Rap1GAP inhibits tumor progression in endometrial cancer

Abstract

Objective

Endometrioid adenocarcinoma (EAC) is a common endometrial cancer with recent dramatic increases in incidence. Previous findings indicate that Rap1GAP acts as a tumor suppressor inhibiting Ras superfamily protein Rap1 in multiple aggressive carcinomas; however, Rap1GAP expression in EAC has not been investigated. In this study, the tumor suppressing activity of Rap1GAP in EAC was explored.

Methods

EAC cell lines were used to examine Rap1GAP levels by real-time RT-PCR and western blotting and the effects of Rap1GAP on cancer cell invasion and migration. Rap1GAP expression was analyzed by immunohistochemical staining for Rap1GAP, E-cadherin in surgically resected tumors of 114 EAC patients scored according to EAC differentiation grade. Prognostic variables such as age, stage, grade, tumor size, and immunostaining for Rap1GAP, E-cadherin were evaluated using Cox regression multivariate analysis.

Results

Low Rap1GAP expression was detected in poorly differentiated EAC cells. Rap1GAP deficiency significantly accelerated while Rap1 deficiency decreased cancer cell migration and invasion. Patients with higher Rap1GAP, E-cadherin, and especially combined Rap1GAP/E-cadherin levels had better overall survival than EAC patients with no or weak expression. In addition, Rap1GAP expression was an independent prognostic factor in EAC.

Conclusions

Inhibition of Rap1GAP expression increases EAC cell migration and invasion through upregulation of Rap1. Low expression of Rap1GAP correlates with poor EAC differentiation. Our findings suggest that Rap1GAP is an important tumor suppressor with high prognostic value in EAC.

Introduction

Endometrial carcinoma (EC) is the seventh most common malignancy in the world. Annually, EC is detected in about 142,000 women, causing 42,000 deaths [1]. In Japan, EC incidence grew from 3722 EC patients in 2003 to 7273 in 2011. Endometrioid adenocarcinoma (EAC), the most common histological type of EC, is classified into three histologic grades according to differentiation. Early-stage patients have a high cure rate; however, older women or patients with low differentiation, lymphatic metastasis, or vascular and myometrial EC invasion have poor prognosis [2], [3].
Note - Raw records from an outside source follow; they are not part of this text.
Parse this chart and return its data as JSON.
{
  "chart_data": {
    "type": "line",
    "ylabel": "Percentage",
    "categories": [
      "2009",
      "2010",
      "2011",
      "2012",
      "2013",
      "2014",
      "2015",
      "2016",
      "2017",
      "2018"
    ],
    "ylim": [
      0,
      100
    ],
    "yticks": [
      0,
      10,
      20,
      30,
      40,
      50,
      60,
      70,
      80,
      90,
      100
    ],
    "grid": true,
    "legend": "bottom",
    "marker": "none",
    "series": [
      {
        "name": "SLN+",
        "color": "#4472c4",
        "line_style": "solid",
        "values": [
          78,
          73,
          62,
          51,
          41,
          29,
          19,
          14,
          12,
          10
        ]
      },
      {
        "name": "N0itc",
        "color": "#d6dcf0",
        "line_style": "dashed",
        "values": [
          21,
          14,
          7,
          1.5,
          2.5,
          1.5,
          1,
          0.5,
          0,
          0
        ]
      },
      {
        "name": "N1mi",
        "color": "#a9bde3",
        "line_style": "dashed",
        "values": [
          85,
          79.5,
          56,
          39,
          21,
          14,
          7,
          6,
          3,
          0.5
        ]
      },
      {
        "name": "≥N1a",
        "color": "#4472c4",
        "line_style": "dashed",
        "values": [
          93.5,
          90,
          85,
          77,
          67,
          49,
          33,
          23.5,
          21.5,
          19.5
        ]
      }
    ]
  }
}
In EC, inactivating mutations in the PTEN gene and activating mutations in the KRAS (encoding GTPase KRas) and PIK3CA genes are detected in 30–50%, 10–30%, and 30–40% cases, respectively [4]. Furthermore, mutations or overexpression of the genes involved in these pathways have been associated with metastatic invasion, and used as prognostic factors for EC and other carcinomas [5].

Rap proteins Rap1A/B and Rap2A/B/C are members of the RAS superfamily of small GTPases. Rap regulates the balance in cell/matrix and cell/cell adhesion via integrin activation [6], [7], [8] and cadherin-mediated cell/cell junctions [9]. Furthermore, Rap proteins are active when bound to GTP, and inactive when bound to GDP and are regulated by the same guanine nucleotide exchange factors (RapGEFs) and GTPase-activating proteins (RapGAPs) [10], [11]. The RAP1GAP gene mapped to chromosome 1p36.1-p35 encodes a 663-amino acid protein with a molecular weight of 73 kDa, which has GAP activity specific for Rap1 [12].

Rap1GAP has been identified as a tumor suppressor gene; many human malignant tumors, including thyroid [13], [14], pancreas [15], colon [16], melanomas [17], prostate [11], and head and neck carcinomas [18] are either Rap1GAP-deficient or have decreased Rap1GAP expression. The mechanisms of Rap1GAP tumor suppressing activity have recently been reported. Thus, it has been shown that in pancreatic carcinoma, high-frequency loss of Rap1GAP heterozygosity followed by Rap1GAP deficiency is likely due to the loss of the second allele [14]. In squamous cell carcinoma of the head and neck, Rap1GAP inhibits tumor growth by delaying the G1/S transition of the cell cycle [19]. Rap1GAP is also identified as a novel Ret-binding protein [20]. However, the significance of Rap1GAP in gynecologic carcinomas is unknown. In this study, we identified Rap1GAP, a suppressor of RAS superfamily Rap1 activity, as a putative tumor invasion inhibitor in EAC.